Quote of the day: “The Nation will live to regret what the Court has done today.”

That was Supreme Court Justice Antonin Scalia, in his dissent on the USSC ruling today that Gitmo detainees have habeas corpus rights.

Lyle Denniston analyzes the ruling here.

Captain Ed sums up USSC’s decision:

This will probably derail the hearings that had just begun at Gitmo for six members of the 9/11 conspiracy. By granting the unlawful combatants habeas corpus, the court has now eliminated the main reason for the military tribunal system — and for that matter, Gitmo itself. If the detainees can access American courts, they may as well be held on American soil.

The previous two rulings that struck down the tribunals forced the government to quickly pass laws that allowed for them. The Supreme Court has basically ruled that the Constitution applies worldwide rather than just to the US and its residents, which makes it pretty difficult to go back to the well a third time.
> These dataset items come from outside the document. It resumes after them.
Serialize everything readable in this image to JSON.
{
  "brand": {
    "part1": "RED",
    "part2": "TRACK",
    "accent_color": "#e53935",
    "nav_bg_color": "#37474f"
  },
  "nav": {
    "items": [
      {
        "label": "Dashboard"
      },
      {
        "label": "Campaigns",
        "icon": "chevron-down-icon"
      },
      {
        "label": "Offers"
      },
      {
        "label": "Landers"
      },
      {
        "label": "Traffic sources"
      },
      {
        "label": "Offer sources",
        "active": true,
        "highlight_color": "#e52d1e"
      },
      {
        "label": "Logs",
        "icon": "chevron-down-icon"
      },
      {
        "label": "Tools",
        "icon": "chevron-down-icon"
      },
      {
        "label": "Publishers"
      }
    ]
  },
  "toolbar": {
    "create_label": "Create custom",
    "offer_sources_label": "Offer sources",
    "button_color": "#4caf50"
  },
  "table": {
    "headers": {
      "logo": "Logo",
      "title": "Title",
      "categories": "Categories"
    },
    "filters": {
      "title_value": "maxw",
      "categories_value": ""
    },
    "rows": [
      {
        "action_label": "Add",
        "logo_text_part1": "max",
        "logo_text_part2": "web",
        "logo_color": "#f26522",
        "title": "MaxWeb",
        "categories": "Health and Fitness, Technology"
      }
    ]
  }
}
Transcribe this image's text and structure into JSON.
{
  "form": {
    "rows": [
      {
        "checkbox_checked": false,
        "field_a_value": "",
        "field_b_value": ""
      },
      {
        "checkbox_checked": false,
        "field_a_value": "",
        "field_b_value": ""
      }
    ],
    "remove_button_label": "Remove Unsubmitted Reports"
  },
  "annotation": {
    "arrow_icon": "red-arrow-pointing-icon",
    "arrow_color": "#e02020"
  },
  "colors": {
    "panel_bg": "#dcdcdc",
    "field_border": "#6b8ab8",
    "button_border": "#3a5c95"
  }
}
Also, with very little time remaining in the Bush administration, they will not have enough time to push through a third attempt to address the Court’s concerns — and this ruling appears to be much broader than the two that preceded this one.

It seems absurd to apply criminal law to unlawful combatants captured during hostilities abroad. Will they require a Miranda reading, too? Do we have to bring the soldiers and Marines who captured them to the trial? In our 232-year history, when have we ever allowed that kind of access to enemy combatants not captured inside the US itself?

It’s mind-boggling.

The NYT excitedly reports on the news here.